What is the lifespan development during adulthood?
What is the lifespan development during adulthood?
Adulthood, the period in the human lifespan in which full physical and intellectual maturity have been attained. Adulthood is commonly thought of as beginning at age 20 or 21 years. Middle age, commencing at about 40 years, is followed by old age at about 60 years.
What developmental tasks are expected in late adulthood?
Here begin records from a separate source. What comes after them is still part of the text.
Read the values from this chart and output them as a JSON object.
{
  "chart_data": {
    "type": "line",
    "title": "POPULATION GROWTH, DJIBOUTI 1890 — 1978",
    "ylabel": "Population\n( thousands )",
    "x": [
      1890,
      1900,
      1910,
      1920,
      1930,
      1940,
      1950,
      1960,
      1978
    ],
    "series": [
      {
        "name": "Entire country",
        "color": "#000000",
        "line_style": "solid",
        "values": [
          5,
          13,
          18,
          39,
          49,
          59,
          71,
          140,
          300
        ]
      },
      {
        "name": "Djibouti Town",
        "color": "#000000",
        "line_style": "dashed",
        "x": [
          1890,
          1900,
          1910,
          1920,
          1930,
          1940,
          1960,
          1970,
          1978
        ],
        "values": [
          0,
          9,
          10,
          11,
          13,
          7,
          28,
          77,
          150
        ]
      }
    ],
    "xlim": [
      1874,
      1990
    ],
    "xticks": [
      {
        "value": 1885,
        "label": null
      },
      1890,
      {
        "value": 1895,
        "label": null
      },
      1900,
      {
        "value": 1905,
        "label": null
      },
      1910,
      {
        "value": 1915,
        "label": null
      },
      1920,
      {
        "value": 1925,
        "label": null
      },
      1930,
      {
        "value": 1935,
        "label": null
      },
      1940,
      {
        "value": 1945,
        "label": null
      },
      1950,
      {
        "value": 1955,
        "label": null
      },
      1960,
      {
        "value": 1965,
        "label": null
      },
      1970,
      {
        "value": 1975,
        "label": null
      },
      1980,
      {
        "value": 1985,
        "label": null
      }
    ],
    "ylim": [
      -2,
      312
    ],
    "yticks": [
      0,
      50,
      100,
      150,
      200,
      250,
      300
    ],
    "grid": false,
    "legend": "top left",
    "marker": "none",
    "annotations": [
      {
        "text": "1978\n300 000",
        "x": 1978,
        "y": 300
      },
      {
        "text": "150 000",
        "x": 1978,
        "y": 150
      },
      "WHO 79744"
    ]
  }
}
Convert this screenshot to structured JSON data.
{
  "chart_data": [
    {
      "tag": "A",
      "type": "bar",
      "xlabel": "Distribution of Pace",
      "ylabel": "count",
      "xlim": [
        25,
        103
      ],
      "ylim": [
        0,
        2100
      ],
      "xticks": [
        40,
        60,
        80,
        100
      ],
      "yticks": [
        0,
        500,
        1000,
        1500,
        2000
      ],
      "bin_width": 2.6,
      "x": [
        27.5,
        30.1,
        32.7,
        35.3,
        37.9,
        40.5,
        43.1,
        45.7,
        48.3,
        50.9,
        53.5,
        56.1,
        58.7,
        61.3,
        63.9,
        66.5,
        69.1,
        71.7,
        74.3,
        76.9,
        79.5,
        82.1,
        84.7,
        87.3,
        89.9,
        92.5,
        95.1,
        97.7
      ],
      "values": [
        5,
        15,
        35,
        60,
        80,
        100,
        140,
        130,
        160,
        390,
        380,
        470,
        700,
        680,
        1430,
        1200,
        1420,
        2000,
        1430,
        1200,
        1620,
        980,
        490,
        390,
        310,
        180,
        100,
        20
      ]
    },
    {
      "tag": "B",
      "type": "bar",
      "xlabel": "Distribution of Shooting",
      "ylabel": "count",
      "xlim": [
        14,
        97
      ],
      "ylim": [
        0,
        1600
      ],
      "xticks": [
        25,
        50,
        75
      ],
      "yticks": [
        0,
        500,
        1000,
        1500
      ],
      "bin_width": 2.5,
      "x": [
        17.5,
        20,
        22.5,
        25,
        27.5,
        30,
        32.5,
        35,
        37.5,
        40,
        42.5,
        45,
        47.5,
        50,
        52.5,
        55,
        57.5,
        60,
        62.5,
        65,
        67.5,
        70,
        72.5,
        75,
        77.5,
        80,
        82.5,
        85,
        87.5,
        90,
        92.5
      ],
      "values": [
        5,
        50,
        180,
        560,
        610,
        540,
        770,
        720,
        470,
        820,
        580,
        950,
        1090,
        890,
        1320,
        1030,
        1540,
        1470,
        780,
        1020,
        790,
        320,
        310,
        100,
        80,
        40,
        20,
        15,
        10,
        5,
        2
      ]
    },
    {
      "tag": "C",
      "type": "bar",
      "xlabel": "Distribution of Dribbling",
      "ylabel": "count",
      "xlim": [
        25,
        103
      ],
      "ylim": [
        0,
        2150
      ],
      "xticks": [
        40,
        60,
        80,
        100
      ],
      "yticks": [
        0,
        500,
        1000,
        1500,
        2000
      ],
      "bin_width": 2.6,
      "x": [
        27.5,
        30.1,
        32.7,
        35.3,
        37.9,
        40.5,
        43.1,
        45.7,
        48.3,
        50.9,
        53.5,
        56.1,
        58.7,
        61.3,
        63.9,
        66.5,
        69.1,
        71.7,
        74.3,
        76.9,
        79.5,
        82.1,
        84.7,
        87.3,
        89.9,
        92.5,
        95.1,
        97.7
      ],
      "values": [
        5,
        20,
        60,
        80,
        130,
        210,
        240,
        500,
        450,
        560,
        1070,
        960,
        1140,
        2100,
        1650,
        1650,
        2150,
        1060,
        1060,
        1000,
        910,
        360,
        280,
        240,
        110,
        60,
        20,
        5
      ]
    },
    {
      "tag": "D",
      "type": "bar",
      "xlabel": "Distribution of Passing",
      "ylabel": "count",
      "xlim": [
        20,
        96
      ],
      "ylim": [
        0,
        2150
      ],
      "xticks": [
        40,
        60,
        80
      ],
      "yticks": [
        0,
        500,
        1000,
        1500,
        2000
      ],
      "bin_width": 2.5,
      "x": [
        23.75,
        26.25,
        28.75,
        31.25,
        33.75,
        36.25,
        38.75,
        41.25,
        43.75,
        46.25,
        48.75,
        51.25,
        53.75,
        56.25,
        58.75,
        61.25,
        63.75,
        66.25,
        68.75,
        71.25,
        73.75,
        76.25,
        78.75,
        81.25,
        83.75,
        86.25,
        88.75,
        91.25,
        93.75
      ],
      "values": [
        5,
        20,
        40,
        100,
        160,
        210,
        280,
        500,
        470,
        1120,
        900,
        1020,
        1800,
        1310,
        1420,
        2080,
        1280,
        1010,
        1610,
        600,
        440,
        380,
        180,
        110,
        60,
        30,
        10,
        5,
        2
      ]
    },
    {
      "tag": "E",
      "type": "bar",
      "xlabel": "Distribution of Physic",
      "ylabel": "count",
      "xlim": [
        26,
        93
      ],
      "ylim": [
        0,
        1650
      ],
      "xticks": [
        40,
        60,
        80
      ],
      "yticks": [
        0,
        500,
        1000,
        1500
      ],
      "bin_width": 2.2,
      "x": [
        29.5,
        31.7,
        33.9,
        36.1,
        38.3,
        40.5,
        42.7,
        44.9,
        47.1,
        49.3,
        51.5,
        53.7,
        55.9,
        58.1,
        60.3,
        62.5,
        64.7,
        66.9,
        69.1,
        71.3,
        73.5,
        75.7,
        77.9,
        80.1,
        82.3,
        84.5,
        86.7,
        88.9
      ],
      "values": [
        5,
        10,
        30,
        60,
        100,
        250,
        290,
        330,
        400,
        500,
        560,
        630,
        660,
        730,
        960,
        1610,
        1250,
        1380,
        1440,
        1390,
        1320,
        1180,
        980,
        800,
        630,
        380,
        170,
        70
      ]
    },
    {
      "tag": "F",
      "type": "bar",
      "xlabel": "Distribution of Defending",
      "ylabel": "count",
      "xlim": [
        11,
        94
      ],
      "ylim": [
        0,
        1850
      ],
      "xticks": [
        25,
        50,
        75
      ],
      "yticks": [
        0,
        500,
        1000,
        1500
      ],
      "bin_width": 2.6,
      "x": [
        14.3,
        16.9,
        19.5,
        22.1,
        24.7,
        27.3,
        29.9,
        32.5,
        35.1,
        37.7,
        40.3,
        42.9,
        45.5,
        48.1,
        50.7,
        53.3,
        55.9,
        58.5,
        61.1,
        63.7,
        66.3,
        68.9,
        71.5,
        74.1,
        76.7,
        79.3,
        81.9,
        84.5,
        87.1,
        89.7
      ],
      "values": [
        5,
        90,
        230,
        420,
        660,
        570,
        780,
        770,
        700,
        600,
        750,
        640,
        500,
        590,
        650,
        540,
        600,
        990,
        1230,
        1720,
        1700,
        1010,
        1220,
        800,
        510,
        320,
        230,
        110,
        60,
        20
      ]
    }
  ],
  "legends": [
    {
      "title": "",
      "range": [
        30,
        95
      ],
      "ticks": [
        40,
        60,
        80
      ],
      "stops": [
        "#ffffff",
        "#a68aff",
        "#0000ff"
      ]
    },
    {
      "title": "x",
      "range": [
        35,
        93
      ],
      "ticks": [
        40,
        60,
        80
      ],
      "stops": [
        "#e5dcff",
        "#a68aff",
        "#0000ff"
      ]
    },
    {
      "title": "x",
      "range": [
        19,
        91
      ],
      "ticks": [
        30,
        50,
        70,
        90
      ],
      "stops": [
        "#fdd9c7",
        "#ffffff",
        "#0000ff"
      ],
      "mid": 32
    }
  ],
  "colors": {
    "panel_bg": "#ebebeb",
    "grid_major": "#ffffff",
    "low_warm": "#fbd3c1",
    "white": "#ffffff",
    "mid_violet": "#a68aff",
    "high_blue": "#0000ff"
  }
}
Havinghurst lists typical developmental tasks faced by people aged over 60 years of age: adapting to a decline in physical strength, adapting to retirement and reduced income, coming to terms with the death of a spouse, maintaining social relations with people in your age, accepting and adapting to changing social …
What is the social development in late adulthood?
Social Factors In Late Adulthood With retirement come significant changes in time and type of leisure activities, such as continuing education and volunteering. Retirement also brings a shifting of roles within the home and social system. Many older adults are in long-term marriages.
What is intellectual development in late adulthood?
Late adulthood is the time of life after age 65. During this time, there are many changes in a person’s cognition, among them, the decline in attention and most memory, which is part of information processing, and the increase in wisdom.
How does the brain change in late adulthood?
The brain begins to lose neurons in later adult years; the loss of neurons within the cerebral cortex occurs at different rates, with some areas losing neurons more quickly than others. The cerebellum, which is responsible for balance and coordination, eventually loses about 25 percent of its neurons as well.
What are the stages of late adulthood?
The key stages that he discerned in early adulthood and midlife were as follows: Early Adult Transition (Ages 16–24) Forming a Life Structure (Ages 24–28) Settling down (Ages 29–34) Becoming One’s Own Man (Ages 35–40) Midlife Transition (Early forties) Restabilization, into Late Adulthood (Age 45 and on)
What are the theories of late adulthood?
Theories of Late Adulthood. The theory that each person experiences the changes of late adulthood and behaves toward others in a way that is consistent with his or her behavior in earlier periods of life. In this perspective, each innovation is a new expression of the old self. One source of continuity is temperament.
What are the 8 stages of life?
The eight stages of life are infancy (trust vs. mistrust), early childhood (autonomy vs. shame and doubt), childhood (initiative vs. guilt), childhood (industry vs. inferiority), adolescence and young adulthood (identity vs. role confusion), young adulthood (intimacy vs. isolation), mature adulthood (generativity vs. stagnation (or self-absorption)
What are some physical changes in late adulthood?
PHYSICAL DEVELOPMENT. In late adulthood, external physical changes include changes in the skin (wrinkling, loss of elasticity), loss of subcutaneous fat, thinning of the hair, and changes in general posture due to the loss of collagen between the spinal vertebrae (Cavanaugh, 1997; Whitbourne, 2001).